Posted: March 28, 2012
TCGA Data and Cancer Systems Biology: Ex pluribus unum
Dr. Andrea Califano
The Cancer Genome Atlas (TCGA) is providing an extraordinarily comprehensive set of complementary resources to help researchers elucidate the complete repertoire of mechanisms contributing to tumor initiation and progression. Yet, perhaps surprisingly, no research field has benefited more from TCGA’s comprehensive profiling efforts within specific tumor types than cancer systems biology. Indeed, the success of this discipline is fundamentally rooted in the ability to generate accurate and informative models of cell regulation, including transcriptional, post-transcriptional, and post-translational processes determining normal cell physiology, whose dysregulation may lead to tumorigenesis. Necessary data to reverse engineer and interrogate these distinct, yet complementary regulatory layers in integrative fashion was essentially non-existent in the pre-TCGA world.

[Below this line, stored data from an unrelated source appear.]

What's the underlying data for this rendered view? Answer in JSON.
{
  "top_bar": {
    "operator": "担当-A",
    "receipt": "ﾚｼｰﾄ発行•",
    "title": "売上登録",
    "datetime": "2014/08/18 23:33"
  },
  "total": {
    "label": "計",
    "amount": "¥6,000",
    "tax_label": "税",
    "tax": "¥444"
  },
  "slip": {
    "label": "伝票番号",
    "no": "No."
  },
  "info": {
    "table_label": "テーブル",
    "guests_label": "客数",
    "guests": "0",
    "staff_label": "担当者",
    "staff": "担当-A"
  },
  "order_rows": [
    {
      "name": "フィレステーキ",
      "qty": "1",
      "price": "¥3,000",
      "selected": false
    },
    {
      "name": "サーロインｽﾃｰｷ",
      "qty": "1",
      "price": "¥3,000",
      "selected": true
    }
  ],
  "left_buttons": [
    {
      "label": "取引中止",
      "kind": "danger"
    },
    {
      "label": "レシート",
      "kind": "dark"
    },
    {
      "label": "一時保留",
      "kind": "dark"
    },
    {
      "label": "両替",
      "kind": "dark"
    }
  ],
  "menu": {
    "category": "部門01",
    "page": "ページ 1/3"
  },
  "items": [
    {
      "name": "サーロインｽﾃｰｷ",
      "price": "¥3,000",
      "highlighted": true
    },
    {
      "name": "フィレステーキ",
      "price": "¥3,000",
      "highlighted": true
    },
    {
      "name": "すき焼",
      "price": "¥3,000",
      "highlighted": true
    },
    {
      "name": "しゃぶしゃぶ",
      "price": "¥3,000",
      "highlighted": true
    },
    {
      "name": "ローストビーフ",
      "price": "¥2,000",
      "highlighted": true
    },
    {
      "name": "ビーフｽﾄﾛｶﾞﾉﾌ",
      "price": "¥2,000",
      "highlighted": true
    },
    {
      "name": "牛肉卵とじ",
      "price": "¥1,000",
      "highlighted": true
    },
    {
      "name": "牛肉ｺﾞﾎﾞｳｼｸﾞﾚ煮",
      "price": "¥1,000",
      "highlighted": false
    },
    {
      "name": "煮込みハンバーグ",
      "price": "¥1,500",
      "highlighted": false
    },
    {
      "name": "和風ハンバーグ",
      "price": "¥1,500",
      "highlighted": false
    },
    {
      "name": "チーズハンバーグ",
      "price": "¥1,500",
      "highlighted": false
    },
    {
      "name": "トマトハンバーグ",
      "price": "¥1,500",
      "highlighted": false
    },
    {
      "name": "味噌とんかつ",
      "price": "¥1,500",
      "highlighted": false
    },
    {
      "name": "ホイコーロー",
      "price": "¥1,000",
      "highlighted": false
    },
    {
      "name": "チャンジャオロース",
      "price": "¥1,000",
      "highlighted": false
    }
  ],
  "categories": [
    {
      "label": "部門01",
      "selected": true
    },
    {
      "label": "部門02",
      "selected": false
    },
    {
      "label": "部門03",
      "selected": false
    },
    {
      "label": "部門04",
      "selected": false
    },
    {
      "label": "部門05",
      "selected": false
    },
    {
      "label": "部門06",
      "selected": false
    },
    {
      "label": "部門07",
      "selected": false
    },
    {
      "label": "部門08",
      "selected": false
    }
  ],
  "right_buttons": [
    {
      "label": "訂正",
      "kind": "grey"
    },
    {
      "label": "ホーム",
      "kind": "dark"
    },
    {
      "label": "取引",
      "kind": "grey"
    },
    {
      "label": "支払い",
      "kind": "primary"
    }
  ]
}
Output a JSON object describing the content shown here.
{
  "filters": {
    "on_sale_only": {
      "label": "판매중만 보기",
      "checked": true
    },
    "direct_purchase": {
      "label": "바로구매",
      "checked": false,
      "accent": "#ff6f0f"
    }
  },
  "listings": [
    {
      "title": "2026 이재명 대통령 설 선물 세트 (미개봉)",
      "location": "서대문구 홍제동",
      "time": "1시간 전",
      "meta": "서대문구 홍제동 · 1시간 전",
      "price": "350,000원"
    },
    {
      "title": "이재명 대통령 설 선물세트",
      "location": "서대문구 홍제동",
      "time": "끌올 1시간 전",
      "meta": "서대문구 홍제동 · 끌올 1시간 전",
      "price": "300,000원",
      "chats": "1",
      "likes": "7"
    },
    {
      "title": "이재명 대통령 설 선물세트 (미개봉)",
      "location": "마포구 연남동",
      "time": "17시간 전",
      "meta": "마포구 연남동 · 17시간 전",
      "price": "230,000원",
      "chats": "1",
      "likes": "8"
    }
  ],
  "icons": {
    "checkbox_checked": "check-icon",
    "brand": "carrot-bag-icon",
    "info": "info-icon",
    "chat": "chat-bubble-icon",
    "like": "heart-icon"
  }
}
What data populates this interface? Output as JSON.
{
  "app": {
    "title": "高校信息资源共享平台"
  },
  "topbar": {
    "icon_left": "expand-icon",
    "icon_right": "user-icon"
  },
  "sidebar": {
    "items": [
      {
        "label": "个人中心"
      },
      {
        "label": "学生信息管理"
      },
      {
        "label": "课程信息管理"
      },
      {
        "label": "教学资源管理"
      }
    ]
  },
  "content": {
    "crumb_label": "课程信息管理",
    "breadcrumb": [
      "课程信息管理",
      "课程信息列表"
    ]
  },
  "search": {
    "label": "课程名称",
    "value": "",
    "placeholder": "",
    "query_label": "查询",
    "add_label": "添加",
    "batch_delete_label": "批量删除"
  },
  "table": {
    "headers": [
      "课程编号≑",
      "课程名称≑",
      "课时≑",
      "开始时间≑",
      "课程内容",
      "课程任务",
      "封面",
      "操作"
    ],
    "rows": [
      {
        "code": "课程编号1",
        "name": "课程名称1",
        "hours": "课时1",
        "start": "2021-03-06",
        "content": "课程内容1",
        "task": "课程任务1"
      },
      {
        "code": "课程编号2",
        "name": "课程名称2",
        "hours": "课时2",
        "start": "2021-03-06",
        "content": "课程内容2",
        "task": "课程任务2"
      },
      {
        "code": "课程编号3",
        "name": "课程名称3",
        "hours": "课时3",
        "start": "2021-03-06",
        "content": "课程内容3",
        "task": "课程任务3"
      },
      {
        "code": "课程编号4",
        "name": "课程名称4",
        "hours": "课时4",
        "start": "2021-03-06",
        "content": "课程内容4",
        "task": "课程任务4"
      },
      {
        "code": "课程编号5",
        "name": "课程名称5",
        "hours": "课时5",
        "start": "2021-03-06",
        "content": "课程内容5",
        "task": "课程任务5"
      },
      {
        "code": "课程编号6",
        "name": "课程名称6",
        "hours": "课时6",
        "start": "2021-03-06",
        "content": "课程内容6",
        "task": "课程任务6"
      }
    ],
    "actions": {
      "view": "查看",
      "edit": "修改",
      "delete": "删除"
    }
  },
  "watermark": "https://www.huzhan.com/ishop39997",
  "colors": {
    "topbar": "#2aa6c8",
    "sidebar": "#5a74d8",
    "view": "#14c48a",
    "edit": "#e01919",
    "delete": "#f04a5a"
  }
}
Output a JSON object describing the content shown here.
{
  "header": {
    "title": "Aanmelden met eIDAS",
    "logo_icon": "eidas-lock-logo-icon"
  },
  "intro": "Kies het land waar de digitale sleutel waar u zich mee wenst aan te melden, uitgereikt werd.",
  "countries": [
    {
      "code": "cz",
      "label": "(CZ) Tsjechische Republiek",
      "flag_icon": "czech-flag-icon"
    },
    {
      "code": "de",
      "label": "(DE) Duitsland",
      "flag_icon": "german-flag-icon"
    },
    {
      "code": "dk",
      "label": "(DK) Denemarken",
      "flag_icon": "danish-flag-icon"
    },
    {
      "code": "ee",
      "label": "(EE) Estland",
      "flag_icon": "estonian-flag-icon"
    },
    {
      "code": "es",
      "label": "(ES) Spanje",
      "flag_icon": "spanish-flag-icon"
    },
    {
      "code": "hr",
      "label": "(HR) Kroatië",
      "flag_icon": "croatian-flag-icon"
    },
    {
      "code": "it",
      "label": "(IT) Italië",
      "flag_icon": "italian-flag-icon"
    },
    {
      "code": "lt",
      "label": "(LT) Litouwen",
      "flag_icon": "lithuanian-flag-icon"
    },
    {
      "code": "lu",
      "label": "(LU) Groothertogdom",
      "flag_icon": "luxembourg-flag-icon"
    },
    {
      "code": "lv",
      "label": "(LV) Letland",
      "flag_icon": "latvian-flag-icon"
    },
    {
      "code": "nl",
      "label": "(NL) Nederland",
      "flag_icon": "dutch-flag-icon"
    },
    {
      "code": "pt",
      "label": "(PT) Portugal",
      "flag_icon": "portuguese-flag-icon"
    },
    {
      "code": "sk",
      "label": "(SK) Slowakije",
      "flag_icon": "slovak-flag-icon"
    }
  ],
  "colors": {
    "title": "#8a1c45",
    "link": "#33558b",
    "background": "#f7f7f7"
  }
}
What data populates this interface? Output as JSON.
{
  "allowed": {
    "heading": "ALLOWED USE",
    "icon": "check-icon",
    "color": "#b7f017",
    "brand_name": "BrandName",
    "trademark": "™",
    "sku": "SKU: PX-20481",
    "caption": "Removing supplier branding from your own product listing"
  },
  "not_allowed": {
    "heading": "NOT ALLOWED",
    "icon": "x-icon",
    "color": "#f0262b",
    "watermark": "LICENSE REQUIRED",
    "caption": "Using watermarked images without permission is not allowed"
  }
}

Pre-TCGA, efforts to understand global regulation had been stifled by the complexity of capturing multiple data modalities and by the difficulties of studying even simple relationships such as those between microRNA, gene copy number alteration, promoter methylation, and gene expression. Indeed, with few exception in non-cancer related fields, 1, 2 large-scale expression, microRNA, or copy number alteration profiles of human malignancies collected by individual labs or by a few consortia had been mostly studied in isolation, thus providing a useful, yet highly fragmentary picture of the underlying processes.3, 4
The TCGA program has dramatically altered this relationship, allowing for the first time integration of these complementary and highly interdependent layers. This has helped produce a better, more comprehensive picture of the dysregulated processes that contribute to oncogenesis and even to discover entirely new layers of regulations that could not have been glimpsed without these data. For instance, availability of microRNA and gene expression profiles for a large number of matched samples in glioblastoma, has allowed the inference of hundreds of thousands of mRNA-mRNA regulatory interactions that are mediated by microRNAs and yet do not depend on microRNA variability.5 Experimental validation of these interactions has helped address some of the missing variability associated with oncogenesis. For instance, 13 genes were identified, whose deletions in glioma contribute to PTEN inactivation through microRNA mediated interactions.5 Similarly, coordinated study of glioblastoma samples across gene expression, copy number alterations, methylation, and mutational data from TCGA has allowed the characterization of several glioblastoma subtypes, as well as a repertoire of genetic and epigenetic alterations that contribute to some of them,6,7 including specific temporal event patterns leading to gliomagenesis.8 Finally, analysis of TCGA data in combination with other datasets, has helped dissect genome-wide regulatory mechanisms that can be interrogated to identify synergistic regulation of tumor subtypes, candidate biomarkers for aggressive tumors, and potential therapeutic targets.9
We are far from being done, as TCGA data modalities available to the research community have been heavily biased towards those that can be most effectively and economically profiled via microarray and sequencing technologies. This, unfortunately, does not encompass proteomics and in particular, the recently established ability to profile the phospho-proteome.10,11 Large-scale profiling of other omics layers, such as glycomics, metabolomics, and lipidomics for instance, are even further on the horizon. Yet, TCGA has created an extensible and highly scalable model to pursue the complete molecular characterization of large-scale repositories of high-quality, clinically annotated tumor samples. Thus, we have no doubt that the collection of omics data under the banner of the TCGA program is destined only to grow and that these more exoteric data modalities will eventually become available to the research community.
Taken together, these contributions have had a tremendous impact in establishing the ability of cancer systems biology to elucidate critical mechanisms of oncogenesis and tumor progression that would have escaped more traditional approaches, thus helping this new discipline transition from theoretical promise to tangible value in the study of human malignancies.